A well-balanced diet is a top priority for people with diabetes. Eating healthy foods at the right times can help people avoid blood sugar fluctuations. Discover how to fight food cravings with diabetes for improved well-being.
- People with diabetes often work with a health care team that may include a dietitian, diabetes nurse educator and/or a nutritionist. The goal is to incorporate healthier foods into your daily meal plan including lean meats and fish, low-fat dairy, whole grains and fruit and vegetables. People with diabetes should have three meals daily and possibly 2-3 snacks depending on their insulin regimen. This minimizes the possibility of blood sugar spikes and helps ward off cravings. But there are still times when cravings need management before they become a serious problem.
- Be aware of the difference between hunger and appetite. When you are hungry, you physically need food. Appetite is more of a psychological urge. Hunger pangs make you want to eat something to get energized while cravings might make you want snack food. Check your blood sugar when you have these feelings to make sure it is not low. If it is a low, simply chewing a few glucose tablets may end the cravings or hunger pains. Be aware of emotional triggers that could make you want food for comfort rather than sustenance. Channel your energy into calling a friend or going for a walk.
- Keep in mind the rule of one. Sometimes it can be difficult to eat healthy foods all the time, especially if you were recently diagnosed with diabetes. Have one cookie or one bite of cake to satisfy your cravings without causing blood sugar spikes. Remember craving and binge eating are not the same thing. But an occasional small indulgence can help you ward off cravings the rest of the time. Try to stick to a 100 calorie threshold each day to avoid binge eating. Think about 100-calorie snack packs when a craving hits.
- Four hormones could be at the root of your cravings. Insulin spikes can make you feel hungry. Leptin puts a brake on your appetite but does not work when you eat too much flour, sugar and processed foods. Peptide YY, produced in your intestines, lets you know when you feel full. Ghrelin is the “hunger hormone” in your stomach that alerts you when it is time to eat. A few simple lifestyle habits can help you keep these hormones balanced and reduce cravings. Opt for quality fats such as seeds, nuts, olive oil and avocados.
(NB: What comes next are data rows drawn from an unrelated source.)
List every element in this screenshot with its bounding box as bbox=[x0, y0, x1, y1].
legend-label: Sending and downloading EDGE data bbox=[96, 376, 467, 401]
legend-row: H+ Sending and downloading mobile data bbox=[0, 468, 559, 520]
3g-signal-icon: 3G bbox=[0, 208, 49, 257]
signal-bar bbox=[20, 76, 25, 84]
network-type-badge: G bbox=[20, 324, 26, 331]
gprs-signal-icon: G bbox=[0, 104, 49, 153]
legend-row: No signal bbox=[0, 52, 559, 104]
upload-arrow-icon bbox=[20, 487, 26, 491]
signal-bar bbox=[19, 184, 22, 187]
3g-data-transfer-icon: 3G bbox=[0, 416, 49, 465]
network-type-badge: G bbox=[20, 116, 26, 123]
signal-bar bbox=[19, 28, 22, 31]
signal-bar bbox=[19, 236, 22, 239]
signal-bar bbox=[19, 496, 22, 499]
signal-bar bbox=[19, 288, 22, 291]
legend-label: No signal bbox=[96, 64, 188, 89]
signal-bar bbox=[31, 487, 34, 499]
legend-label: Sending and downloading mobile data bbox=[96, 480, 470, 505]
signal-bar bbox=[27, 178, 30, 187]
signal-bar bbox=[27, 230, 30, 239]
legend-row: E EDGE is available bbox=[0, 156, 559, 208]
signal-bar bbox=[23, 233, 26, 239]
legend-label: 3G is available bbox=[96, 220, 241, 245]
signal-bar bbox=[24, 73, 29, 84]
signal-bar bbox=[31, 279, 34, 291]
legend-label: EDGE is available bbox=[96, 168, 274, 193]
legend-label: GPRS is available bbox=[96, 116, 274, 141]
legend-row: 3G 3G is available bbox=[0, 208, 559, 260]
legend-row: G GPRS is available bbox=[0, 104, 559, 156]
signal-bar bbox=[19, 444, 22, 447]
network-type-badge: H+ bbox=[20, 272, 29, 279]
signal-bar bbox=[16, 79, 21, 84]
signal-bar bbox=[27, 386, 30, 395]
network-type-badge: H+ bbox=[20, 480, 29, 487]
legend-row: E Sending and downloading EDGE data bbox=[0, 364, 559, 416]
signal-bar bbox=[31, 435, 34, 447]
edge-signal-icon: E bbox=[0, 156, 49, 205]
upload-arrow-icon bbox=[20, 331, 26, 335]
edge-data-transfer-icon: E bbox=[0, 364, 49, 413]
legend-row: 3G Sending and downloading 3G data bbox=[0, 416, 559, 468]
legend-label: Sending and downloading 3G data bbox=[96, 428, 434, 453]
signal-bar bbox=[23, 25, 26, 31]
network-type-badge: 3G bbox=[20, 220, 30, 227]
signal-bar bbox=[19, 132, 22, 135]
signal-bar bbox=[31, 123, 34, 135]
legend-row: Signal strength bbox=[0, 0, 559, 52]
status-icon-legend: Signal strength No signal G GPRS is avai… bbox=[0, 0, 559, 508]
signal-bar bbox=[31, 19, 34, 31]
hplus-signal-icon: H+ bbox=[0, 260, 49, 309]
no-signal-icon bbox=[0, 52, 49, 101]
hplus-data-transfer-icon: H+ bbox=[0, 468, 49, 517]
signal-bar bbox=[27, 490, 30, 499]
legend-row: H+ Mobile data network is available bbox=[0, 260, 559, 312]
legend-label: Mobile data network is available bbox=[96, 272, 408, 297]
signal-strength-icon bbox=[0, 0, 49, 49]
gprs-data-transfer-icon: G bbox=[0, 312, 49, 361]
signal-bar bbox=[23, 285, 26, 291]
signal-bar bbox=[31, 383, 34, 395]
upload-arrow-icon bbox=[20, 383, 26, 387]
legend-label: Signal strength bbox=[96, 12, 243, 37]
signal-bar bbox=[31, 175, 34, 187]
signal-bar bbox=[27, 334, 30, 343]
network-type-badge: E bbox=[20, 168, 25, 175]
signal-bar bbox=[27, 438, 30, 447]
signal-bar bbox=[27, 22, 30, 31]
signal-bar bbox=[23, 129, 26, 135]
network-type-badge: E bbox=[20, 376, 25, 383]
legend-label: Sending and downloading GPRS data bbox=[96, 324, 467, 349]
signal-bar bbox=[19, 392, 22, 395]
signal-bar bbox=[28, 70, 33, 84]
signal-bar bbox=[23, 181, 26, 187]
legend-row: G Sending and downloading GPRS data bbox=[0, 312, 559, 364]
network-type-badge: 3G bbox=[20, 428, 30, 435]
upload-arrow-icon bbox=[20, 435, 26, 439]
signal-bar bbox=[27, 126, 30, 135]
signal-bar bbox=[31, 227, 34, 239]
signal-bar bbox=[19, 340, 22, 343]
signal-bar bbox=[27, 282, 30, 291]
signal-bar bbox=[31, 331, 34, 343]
- Binging usually happens at night. A key way to avoid these cravings is to never skip breakfast. Have breakfast with protein, such as eggs, to help balance your blood sugar. If you’re in a rush, grab a hard-cooked egg or a protein smoothie with ingredients such as chia seeds, unsweetened almond milk and blueberries. Eat breakfast, lunch and dinner with snacks. Have your meals at regular times so your body knows what to expect and maintain its balance. Stay away from sugary drinks, such as soda or lattes that can cause blood sugar spikes and cravings. Talk to your doctor about potential food sensitivities such as dairy or gluten.
- Minimize the stress in your life, which can produce a hormone caused cortisol that leads to belly fat and overeating. Try breathing exercises, yoga or tai-chi to reduce stress and stay balanced. Exercise at least five days a week for 30 minutes or more. This produces feel-good endorphins that also help reduce cravings.
- Often people wrongly believe they are hungry when they are really tired. Sleep for at least seven to eight hours each night. When you are sleep deprived, Ghrelin levels soar and PYY goes down. This makes you feel hungry. Getting enough sleep can ward off cravings and help you maintain a healthier weight. Losing just 7 percent of your total body weight can make a big difference in your overall health. Certain food supplements can also help cut cravings such as Omega-3 fats, vitamin D and chromium.
- Slow down when you eat and savor each bite. Eating too quickly can also lead to weight gain. You may need to steer clear of artificial sweeteners if they are leading you to sugary cravings. Eat plenty of vegetables to bulk up your diet and make you feel full without packing on the pounds. Serve them with Walden Farms dressings or dips that add flavor with no sugar or calories.
- If you are still trying to combat cravings, work with your diabetes health care team to tweak your daily diet and diabetes self-management plan. You may also want to talk to a counselor or therapist if you can’t fight the cravings.
Everyone gets food cravings, but there are ways to ward them off. Eat a well-balanced diet, exercise regularly and get plenty of sleep. Work with your health care team to create a diet and self-management plan that works for you.